Re: [PATCH v2] RFC: clear 1G pages with streaming stores on x86

From: Michal Hocko
Date: Thu Jul 26 2018 - 09:19:32 EST


On Wed 25-07-18 10:55:40, Cannon Matthews wrote:
> On Wed, Jul 25, 2018 at 5:57 AM Michal Hocko <mhocko@xxxxxxxxxx> wrote:
> >
> > [Cc Huang]
> > On Tue 24-07-18 19:37:28, Cannon Matthews wrote:
> > > Reimplement clear_gigantic_page() to clear gigabytes pages using the
> > > non-temporal streaming store instructions that bypass the cache
> > > (movnti), since an entire 1GiB region will not fit in the cache anyway.
> > >
> > > Doing an mlock() on a 512GiB 1G-hugetlb region previously would take on
> > > average 134 seconds, about 260ms/GiB which is quite slow. Using `movnti`
> > > and optimizing the control flow over the constituent small pages, this
> > > can be improved roughly by a factor of 3-4x, with the 512GiB mlock()
> > > taking only 34 seconds on average, or 67ms/GiB.
> > >
> > > The assembly code for the __clear_page_nt routine is more or less
> > > taken directly from the output of gcc with -O3 for this function with
> > > some tweaks to support arbitrary sizes and moving memory barriers:
> > >
> > > void clear_page_nt_64i (void *page)
> > > {
> > > for (int i = 0; i < GiB /sizeof(long long int); ++i)
> > > {
> > > _mm_stream_si64 (((long long int*)page) + i, 0);
> > > }
> > > sfence();
> > > }
> > >
> > > In general I would love to hear any thoughts and feedback on this
> > > approach and any ways it could be improved.
> >
> > Well, I like it. In fact 2MB pages are in a similar situation even
> > though they fit into the cache so the problem is not that pressing.
> > Anyway if you are a standard DB wokrload which simply preallocates large
> > hugetlb shared files then it would help. Huang has gone a different
> > direction c79b57e462b5 ("mm: hugetlb: clear target sub-page last when
> > clearing huge page") and I was asking about using the mechanism you are
> > proposing back then http://lkml.kernel.org/r/20170821115235.GD25956@xxxxxxxxxxxxxx
> > I've got an explanation http://lkml.kernel.org/r/87h8x0whfs.fsf@xxxxxxxxxxxxxxxxxxxx
> > which hasn't really satisfied me but I didn't really want to block the
> > obvious optimization. The similar approach has been proposed for GB
> > pages IIRC but I do not see it in linux-next so I am not sure what
> > happened with it.
> >
> > Is there any reason to use a different scheme for GB an 2MB pages? Why
> > don't we settle with movnti for both? The first access will be a miss
> > but I am not really sure it matters all that much.
> >
> My only hesitation is that while the benefits of doing it faster seem
> obvious at a 1GiB granularity, things become more subtle at 2M, and
> they are used much more frequently, where negative impacts from this
> approach could outweigh.

Well, one would expect that even 2M huge pages would be long lived. And
that is usually the case for hugetlb pages which are usually
preallocated and pre-faulted/initialized during the startup.
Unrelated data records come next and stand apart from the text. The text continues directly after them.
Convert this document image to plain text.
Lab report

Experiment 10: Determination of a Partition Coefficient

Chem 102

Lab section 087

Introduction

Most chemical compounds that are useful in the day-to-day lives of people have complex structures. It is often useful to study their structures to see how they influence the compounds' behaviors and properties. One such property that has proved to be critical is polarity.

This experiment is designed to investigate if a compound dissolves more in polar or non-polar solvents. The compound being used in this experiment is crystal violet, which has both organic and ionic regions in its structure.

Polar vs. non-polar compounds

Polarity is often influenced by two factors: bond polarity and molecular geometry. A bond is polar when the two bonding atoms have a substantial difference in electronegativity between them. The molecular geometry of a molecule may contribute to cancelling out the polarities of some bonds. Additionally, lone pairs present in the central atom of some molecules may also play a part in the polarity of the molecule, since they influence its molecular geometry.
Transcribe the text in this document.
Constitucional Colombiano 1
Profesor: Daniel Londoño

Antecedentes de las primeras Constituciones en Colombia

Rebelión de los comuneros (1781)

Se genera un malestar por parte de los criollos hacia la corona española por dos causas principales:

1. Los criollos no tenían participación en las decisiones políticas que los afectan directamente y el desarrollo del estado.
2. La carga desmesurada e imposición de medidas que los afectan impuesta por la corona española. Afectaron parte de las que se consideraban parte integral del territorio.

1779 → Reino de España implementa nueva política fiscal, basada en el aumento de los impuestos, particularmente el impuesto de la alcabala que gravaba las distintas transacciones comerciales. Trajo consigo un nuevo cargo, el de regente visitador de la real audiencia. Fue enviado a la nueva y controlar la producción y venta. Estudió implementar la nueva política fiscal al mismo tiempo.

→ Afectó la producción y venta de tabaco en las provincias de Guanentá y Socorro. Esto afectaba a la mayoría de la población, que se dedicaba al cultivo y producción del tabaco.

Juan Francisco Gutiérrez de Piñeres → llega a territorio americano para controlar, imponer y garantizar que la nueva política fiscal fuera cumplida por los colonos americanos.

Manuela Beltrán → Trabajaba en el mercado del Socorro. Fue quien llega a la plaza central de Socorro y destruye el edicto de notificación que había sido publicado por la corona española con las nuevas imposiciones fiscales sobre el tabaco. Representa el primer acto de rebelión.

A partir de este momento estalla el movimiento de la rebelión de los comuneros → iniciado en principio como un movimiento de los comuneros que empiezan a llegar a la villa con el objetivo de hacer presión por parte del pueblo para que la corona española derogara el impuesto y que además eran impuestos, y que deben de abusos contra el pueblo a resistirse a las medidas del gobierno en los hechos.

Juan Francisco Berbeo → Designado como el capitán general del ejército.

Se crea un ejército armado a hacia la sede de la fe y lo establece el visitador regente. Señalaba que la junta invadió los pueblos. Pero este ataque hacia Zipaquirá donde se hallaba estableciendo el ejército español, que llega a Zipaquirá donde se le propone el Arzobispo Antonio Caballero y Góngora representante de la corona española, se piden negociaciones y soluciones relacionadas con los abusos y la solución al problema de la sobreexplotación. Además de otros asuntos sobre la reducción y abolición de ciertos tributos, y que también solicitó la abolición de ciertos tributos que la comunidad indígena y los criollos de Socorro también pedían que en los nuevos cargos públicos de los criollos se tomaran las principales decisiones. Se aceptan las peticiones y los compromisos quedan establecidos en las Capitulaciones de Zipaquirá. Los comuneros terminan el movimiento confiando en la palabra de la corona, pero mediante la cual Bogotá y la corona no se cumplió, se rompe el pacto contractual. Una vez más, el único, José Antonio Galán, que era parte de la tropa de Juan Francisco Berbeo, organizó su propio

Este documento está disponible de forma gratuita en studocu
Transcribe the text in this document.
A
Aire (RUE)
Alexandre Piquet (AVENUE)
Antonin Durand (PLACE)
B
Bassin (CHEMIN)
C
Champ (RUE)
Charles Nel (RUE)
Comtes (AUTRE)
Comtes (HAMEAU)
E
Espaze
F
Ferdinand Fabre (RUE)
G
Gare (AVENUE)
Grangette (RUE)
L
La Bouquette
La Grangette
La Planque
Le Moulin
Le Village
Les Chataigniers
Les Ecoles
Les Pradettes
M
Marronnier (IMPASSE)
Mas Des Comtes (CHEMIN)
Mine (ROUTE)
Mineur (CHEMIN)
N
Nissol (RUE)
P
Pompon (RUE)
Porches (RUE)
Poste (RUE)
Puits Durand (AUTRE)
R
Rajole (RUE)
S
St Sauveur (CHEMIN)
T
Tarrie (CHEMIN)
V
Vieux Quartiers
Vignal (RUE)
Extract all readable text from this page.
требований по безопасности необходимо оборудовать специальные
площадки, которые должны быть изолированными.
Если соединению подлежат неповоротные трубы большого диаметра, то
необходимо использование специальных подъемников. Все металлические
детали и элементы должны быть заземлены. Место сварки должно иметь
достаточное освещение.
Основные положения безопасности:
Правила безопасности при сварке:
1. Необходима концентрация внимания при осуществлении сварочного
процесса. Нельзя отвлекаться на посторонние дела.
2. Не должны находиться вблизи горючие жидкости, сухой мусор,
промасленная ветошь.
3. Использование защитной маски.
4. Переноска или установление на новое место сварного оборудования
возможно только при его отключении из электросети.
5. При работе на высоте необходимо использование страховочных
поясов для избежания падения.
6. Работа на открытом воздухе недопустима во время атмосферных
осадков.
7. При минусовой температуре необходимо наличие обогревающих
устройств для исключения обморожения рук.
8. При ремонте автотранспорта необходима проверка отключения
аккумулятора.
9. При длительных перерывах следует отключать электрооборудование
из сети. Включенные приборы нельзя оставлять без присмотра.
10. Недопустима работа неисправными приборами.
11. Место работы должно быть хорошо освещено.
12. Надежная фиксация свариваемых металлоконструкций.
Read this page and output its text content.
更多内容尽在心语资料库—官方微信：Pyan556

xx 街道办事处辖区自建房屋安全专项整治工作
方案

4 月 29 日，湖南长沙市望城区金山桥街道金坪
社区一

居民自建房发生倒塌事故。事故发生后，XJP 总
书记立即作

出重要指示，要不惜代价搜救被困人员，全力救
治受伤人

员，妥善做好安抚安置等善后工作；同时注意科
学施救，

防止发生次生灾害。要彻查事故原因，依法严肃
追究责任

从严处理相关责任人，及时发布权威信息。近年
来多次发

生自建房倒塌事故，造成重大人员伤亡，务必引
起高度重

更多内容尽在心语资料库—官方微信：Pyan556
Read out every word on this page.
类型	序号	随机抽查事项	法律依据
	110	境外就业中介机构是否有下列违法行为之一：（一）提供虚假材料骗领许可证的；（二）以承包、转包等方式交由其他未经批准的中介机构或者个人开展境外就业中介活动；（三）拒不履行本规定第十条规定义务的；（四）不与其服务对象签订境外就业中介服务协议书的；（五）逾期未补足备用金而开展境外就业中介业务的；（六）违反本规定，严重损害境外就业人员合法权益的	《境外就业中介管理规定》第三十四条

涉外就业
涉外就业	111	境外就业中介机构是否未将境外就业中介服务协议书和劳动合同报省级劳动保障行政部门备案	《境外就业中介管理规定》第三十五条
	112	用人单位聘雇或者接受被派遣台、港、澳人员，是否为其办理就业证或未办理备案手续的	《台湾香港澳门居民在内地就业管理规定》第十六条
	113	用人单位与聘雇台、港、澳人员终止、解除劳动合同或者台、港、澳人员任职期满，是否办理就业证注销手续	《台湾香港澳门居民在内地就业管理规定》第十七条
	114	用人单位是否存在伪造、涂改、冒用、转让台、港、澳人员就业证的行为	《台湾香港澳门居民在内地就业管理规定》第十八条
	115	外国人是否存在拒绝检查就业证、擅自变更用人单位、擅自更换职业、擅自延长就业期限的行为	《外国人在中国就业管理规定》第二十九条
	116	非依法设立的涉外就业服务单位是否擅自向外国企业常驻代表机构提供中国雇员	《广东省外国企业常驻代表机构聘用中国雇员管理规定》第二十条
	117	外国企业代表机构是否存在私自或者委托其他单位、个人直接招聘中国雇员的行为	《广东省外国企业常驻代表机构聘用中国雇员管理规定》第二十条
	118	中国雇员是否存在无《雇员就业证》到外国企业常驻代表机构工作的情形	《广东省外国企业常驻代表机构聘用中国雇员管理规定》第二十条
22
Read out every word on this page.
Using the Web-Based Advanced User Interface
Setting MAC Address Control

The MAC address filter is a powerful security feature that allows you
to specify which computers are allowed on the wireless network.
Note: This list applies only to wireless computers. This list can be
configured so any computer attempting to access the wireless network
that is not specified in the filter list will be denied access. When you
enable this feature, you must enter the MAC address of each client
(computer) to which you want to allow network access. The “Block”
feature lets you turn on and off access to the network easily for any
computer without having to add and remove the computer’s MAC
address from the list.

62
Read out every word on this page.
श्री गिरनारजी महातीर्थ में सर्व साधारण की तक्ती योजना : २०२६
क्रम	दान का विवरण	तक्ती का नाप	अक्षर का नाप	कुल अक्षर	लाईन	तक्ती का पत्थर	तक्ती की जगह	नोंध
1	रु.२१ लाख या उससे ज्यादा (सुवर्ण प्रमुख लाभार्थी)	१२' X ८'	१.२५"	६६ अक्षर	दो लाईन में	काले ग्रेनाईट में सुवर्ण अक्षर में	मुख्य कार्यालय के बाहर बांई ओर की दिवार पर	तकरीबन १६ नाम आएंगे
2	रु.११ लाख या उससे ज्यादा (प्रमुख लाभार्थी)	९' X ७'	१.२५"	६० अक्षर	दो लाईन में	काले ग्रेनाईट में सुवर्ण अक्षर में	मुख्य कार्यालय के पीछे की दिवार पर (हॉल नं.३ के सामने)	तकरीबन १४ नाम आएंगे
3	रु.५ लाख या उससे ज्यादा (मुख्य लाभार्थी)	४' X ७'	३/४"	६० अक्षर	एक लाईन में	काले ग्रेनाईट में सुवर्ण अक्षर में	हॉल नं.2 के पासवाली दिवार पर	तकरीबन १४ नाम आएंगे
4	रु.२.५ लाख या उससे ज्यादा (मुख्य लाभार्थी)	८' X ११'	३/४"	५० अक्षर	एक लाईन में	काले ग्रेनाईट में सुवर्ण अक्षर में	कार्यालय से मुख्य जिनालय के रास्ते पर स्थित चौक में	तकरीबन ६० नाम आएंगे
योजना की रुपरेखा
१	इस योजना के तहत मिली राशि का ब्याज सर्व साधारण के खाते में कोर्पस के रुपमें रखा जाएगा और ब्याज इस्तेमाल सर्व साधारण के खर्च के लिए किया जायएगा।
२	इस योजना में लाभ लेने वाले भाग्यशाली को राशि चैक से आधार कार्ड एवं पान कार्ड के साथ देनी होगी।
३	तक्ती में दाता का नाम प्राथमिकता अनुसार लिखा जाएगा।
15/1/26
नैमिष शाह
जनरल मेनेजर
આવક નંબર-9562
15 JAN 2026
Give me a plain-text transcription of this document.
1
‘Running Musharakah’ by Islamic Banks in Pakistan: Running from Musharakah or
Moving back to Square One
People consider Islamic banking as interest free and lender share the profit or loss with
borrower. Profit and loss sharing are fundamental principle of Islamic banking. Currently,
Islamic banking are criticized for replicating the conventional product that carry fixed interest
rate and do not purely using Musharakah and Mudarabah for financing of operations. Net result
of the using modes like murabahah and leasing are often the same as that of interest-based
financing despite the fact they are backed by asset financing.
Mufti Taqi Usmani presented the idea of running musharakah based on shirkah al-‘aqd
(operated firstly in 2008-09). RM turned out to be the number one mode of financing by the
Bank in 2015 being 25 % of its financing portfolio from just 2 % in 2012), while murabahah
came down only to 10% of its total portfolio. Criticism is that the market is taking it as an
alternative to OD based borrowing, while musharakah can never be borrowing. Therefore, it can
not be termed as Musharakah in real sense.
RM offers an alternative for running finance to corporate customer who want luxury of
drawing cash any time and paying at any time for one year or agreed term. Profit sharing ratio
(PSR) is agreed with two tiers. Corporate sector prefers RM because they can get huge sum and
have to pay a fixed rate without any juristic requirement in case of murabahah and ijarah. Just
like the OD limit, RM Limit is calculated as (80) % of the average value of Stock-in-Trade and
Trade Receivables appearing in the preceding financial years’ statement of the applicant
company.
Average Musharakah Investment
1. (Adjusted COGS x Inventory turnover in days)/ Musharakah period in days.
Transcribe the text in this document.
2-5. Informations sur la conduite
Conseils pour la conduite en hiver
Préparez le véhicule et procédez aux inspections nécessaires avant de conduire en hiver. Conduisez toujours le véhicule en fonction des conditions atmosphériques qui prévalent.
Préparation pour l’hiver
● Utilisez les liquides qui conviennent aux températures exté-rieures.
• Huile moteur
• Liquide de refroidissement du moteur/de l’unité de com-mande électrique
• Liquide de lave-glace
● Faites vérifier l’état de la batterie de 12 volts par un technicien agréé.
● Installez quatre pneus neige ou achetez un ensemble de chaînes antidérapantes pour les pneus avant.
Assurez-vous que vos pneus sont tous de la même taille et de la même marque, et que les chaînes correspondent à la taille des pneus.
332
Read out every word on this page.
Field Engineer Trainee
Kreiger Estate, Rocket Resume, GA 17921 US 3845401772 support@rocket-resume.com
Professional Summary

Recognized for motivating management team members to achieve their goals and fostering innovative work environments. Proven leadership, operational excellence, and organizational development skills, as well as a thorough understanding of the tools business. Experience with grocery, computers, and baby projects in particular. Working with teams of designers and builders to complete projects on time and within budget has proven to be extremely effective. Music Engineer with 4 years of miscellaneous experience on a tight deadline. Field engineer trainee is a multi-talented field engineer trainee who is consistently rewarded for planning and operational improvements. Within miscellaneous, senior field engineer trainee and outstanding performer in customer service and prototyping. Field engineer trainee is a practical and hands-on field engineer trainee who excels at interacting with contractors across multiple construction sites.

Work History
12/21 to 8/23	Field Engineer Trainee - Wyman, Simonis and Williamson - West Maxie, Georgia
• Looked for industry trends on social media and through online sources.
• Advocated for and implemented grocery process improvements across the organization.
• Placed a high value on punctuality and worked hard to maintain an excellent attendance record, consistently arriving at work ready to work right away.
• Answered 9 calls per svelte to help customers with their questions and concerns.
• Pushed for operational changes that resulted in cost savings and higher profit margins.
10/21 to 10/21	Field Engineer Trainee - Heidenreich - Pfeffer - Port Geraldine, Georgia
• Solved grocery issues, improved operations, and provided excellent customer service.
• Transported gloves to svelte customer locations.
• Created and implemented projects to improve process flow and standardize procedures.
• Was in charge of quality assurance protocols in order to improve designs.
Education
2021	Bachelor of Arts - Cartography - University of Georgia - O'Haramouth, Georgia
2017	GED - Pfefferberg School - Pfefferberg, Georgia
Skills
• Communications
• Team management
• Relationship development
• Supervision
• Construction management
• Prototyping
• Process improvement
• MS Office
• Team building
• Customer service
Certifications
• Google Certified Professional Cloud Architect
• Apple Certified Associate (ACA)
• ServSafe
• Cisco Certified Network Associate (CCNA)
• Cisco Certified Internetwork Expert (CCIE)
> Not that that is actually the case, but I am not familiar enough to be
> confident proposing that, especially when it gets into the stuff in
> that response you liked about synchronous RAM loads and such.
>
> With the right benchmarking we could certainly motivate it one way or
> the other, but I wouldn't know where to begin to do so in a robust
> enough way.
>
> For the first access being a miss, there is the suggestion that Robert
> Elliot had above of doing a normal caching store on the sub-page
> that contains the faulting address, as an optimization to avoid
> that. Perhaps that would be enough.

Well, currently we are initializating pages towards the faulting address
(from both ends). Extending that to non-temporal mov shouldn't be hard.
--
Michal Hocko
SUSE Labs